Indonesia fears drugs have become part of airline pilots' "lifestyle"

Lion Air pilot high on meth just three hours before scheduled domestic route
Lion air drugs 02 09 2012Enlarge
Indonesia's Lion Air is enmeshed in scandal after multiple pilots were caught with drugs. (Screengrab)

A wave of pilots caught with meth in Indonesia has brought the government's drug czar to a terrifying conclusion: drugs have become part of Indonesian pilots' "lifestyle."

The most recent of several incidents involved a pilot with domestic carrier Lion Air discovered high on methamphetamine just three hours before a 6:15 a.m. flight, the Jakarta Post reports.

That arrest and others have the National Narcotics Agency's chief declaring that a "large number" of pilots rely on drugs.

It gets worse. “There is a possibility that airline crews are linked to drug networks,” the chief told the Post.

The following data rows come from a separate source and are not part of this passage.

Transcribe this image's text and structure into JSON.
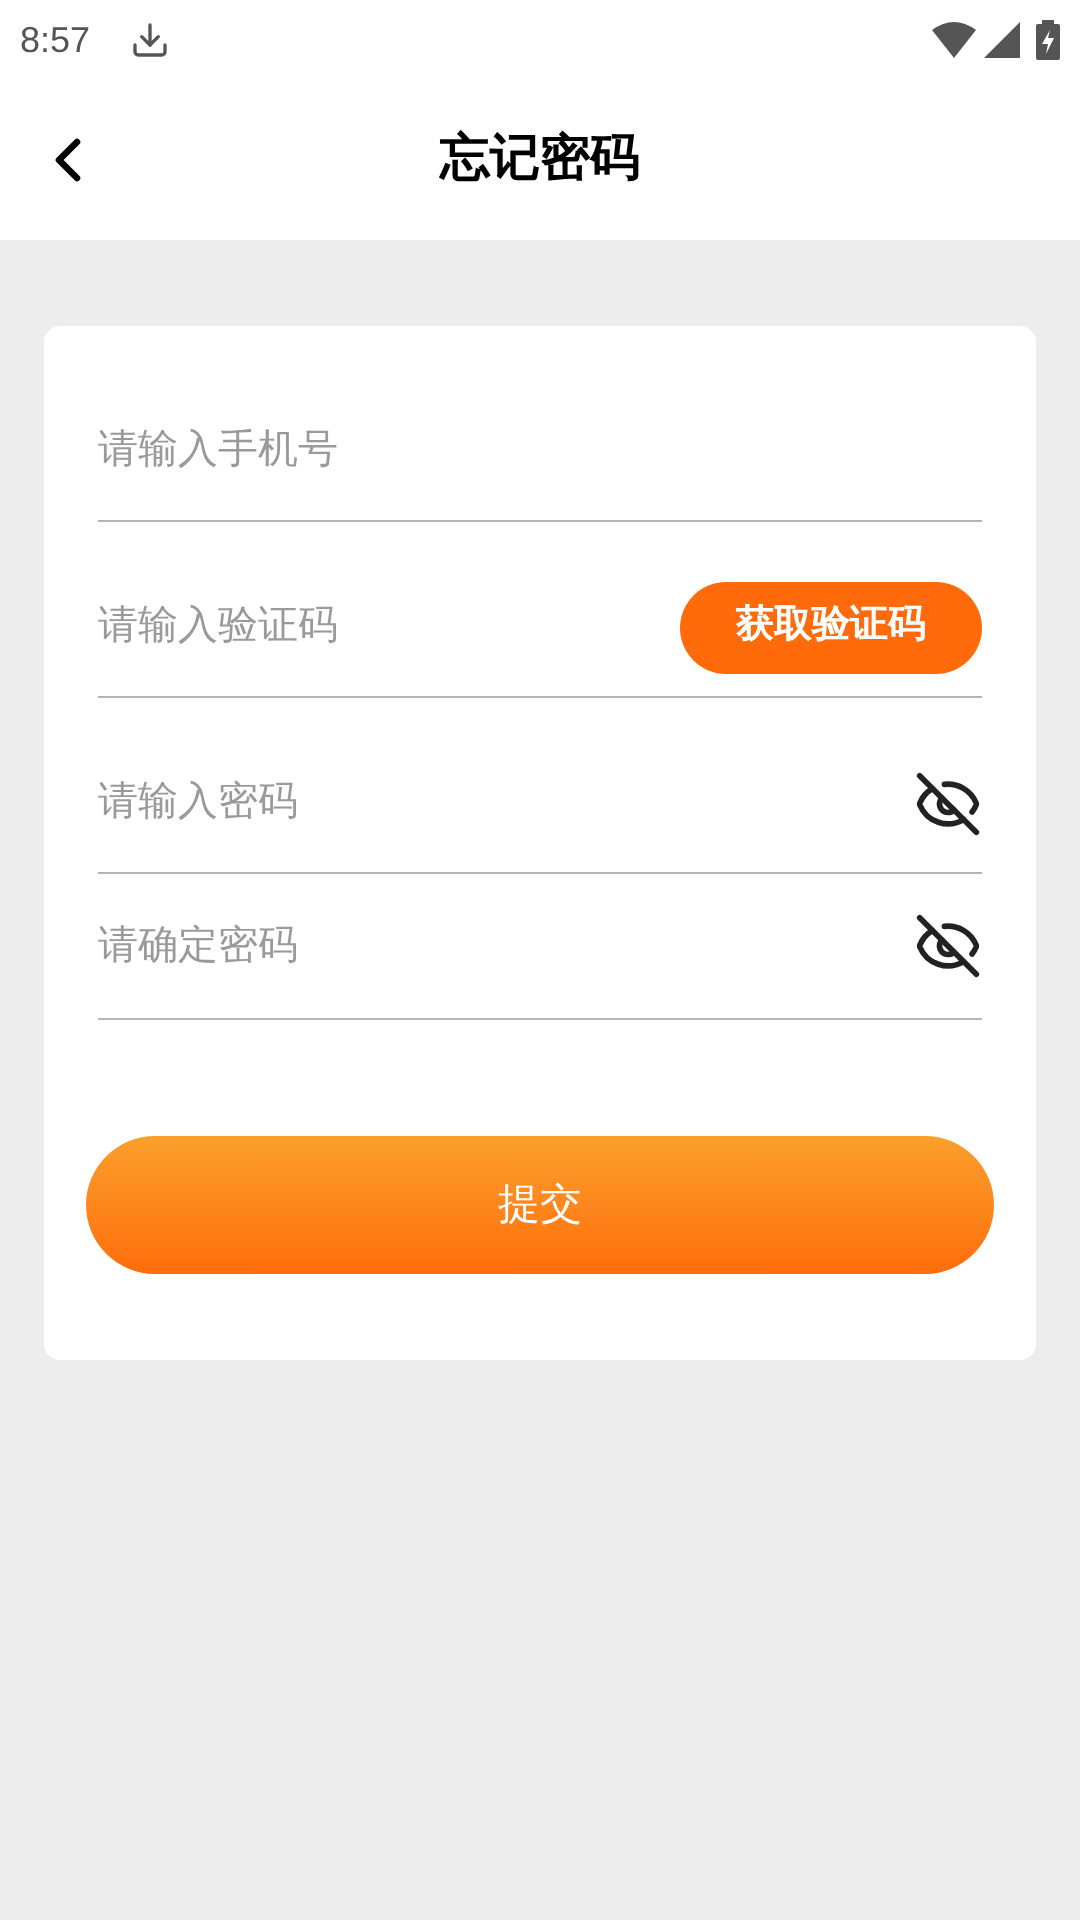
{
  "status_bar": {
    "time": "8:57"
  },
  "header": {
    "title": "忘记密码"
  },
  "fields": [
    {
      "kind": "text",
      "placeholder": "请输入手机号"
    },
    {
      "kind": "code",
      "placeholder": "请输入验证码",
      "button": "获取验证码"
    },
    {
      "kind": "password",
      "placeholder": "请输入密码"
    },
    {
      "kind": "password",
      "placeholder": "请确定密码"
    }
  ],
  "submit": {
    "label": "提交"
  }
}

Given Indonesia's geography -- the archipelago nation is a long arc of different islands -- flying is often the only convenient means of crisscrossing the country. The government is now scrambling to up drug screenings and assure the public that flying is safe.

But there's still no assurance that pilots caught with drugs will be permanently barred from the cockpit. Though Indonesia's punishment for drug trafficking is as tough as it gets -- the death penalty -- the Indonesian Pilots Federation is arguing that pilots busted with drugs should be able to renew their licenses after rehab, according to the Jakarta Globe.

Drug-abusing pilots, the federation's head told the Globe, are "victims who need to be rehabilitated."